後方のメギストス師父は、戦いの中でさえ学究心を忘れていなかった。
「なるほど、トリガーの押し込みに反応して術式を展開、魔弾として射出する仕組みか!
実に合理的、かつ洗練された魔導回路じゃ!」
感嘆の声を上げながら、背後から迫る魔獣を冷静沈着な狙撃で次々と仕留めていく。
左舷のネロとエルフィの連携は、もはや一つの生命体のようだった。
エルフィが魔力の流れを読み取って進路を指示し、ネロが寸分違わぬ精度で撃ち落とす。
二人の間には、同じシリーズとしての共鳴があるのだろう。
だが、倒しても倒しても、霧の向こうから新たな魔獣が湧き出してくる。
俺は手元の操作パネルに表示される魔力反応を解析した。
この空白地帯において、魔力源は俺たちの乗る魔導船と、魔獣の個体反応しかない。
(……分かった。
こいつら、魔導船が発する熱量の高い魔力に寄ってきているんだ。
この嵐の中では、船そのものが輝く標的になっている)
このままではジリ貧だ。
機銃の魔力残量にも限りがある。
「リーフ、少しの間だけ船体を固定してくれ。 強引に『道』を作る!」
「わかったわ、お願い!」
俺は解析眼の出力を最大まで上げ、この空白地帯を定義している世界の境界線の術式構造を視界に展開した。
約千八百京もの術式を並列稼働させ、境界のわずかな綻び――仕様上の空白を見つけ出す。

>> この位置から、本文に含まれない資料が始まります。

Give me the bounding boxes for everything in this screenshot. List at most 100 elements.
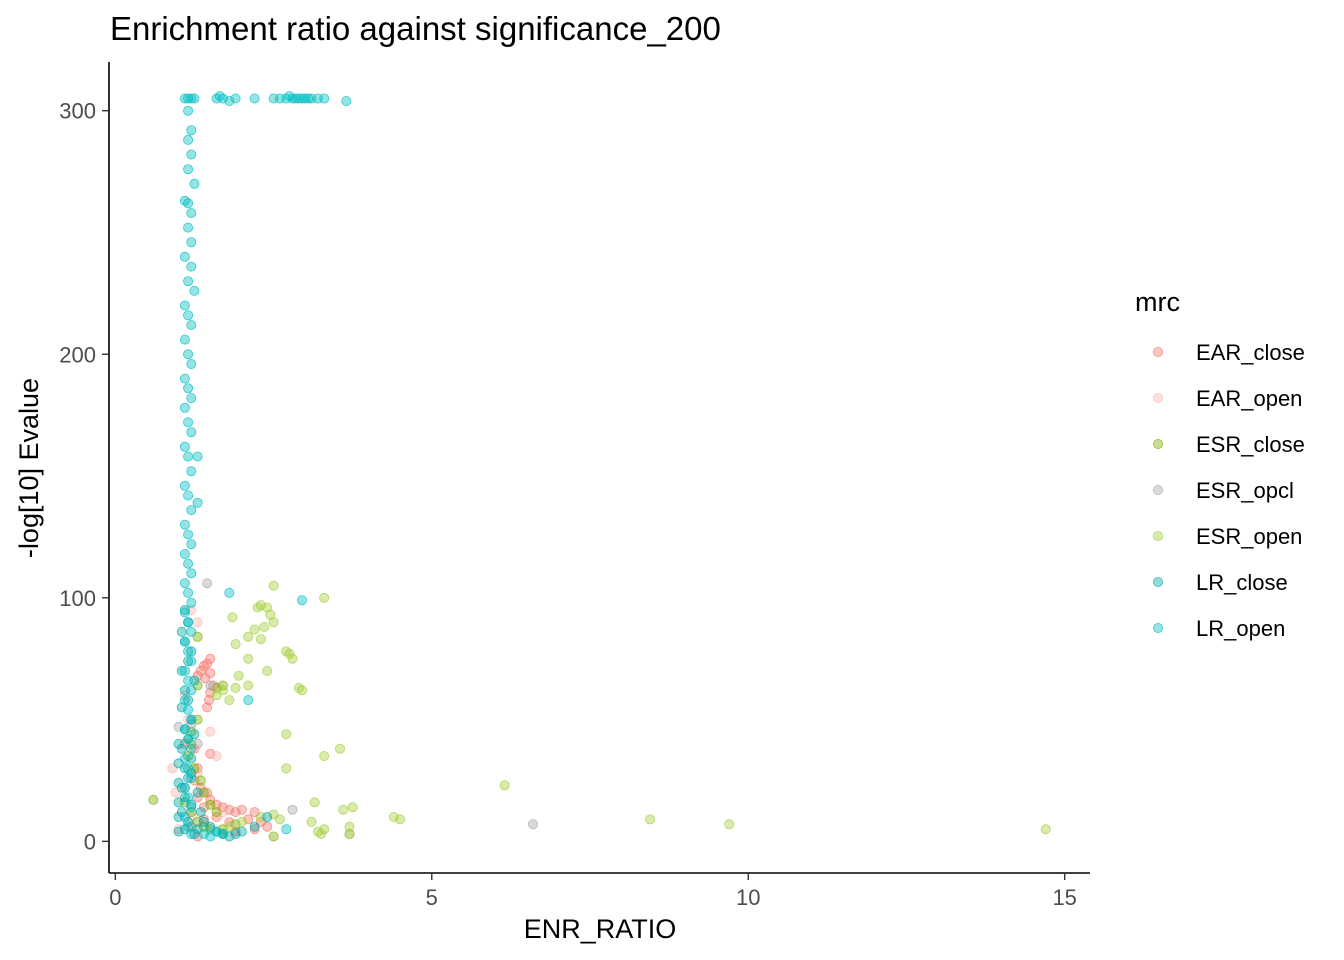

「理、上書き(オーバーライド)……! 物理障壁、座標反転!」
俺が虚空に指を走らせると、魔導船の正面に眩い光の亀裂が走った。
強固に閉ざされていた世界の壁が、俺の介入によって無理やりこじ開けられていく。
咆哮する乱気流を突き抜け、俺たちは光の裂け目へと飛び込んだ。
――次の瞬間、視界を覆っていた不気味な灰色が嘘のように晴れた。
境界線を突き抜けた先、そこには黄金色の夕日に照らされた青の世界が広がっていた。
そして眼下には、大河の中央に鎮座する、直径数キロメートルにも及ぶ巨大な中州。
いや、それは大地ですらなかった。
吸い取った魔力を噴射し、重力をあざ笑うかのように天空へと鎮座する、壮麗かつ威圧的な空中浮遊都市――古代隣国の防衛要塞ソラリスが、その全貌を俺たちの前に現したのだ。
俺はすぐさま境界の裂け目を閉じ、しつこく追いすがってきていた数匹の魔獣を、皆が機銃の一掃で完全に殲滅した。
静寂が戻った船内で、全員が窓の外に広がる光景に息を呑んだ。
手元の水晶球が、激しく光り輝く。立体地図上の目的地と、眼前に浮かぶ都市の座標が完全に一致した。
「……目的地は、もう目前だ」
俺の言葉に、ネロが拳を固く握り締める。
そこは、彼がかつて墜落し、心を殺された場所。
今度は木偶の棒としてではなく、この世界の不具合を直す管理者の一員として。
――俺たちはその扉へと挑むのだった。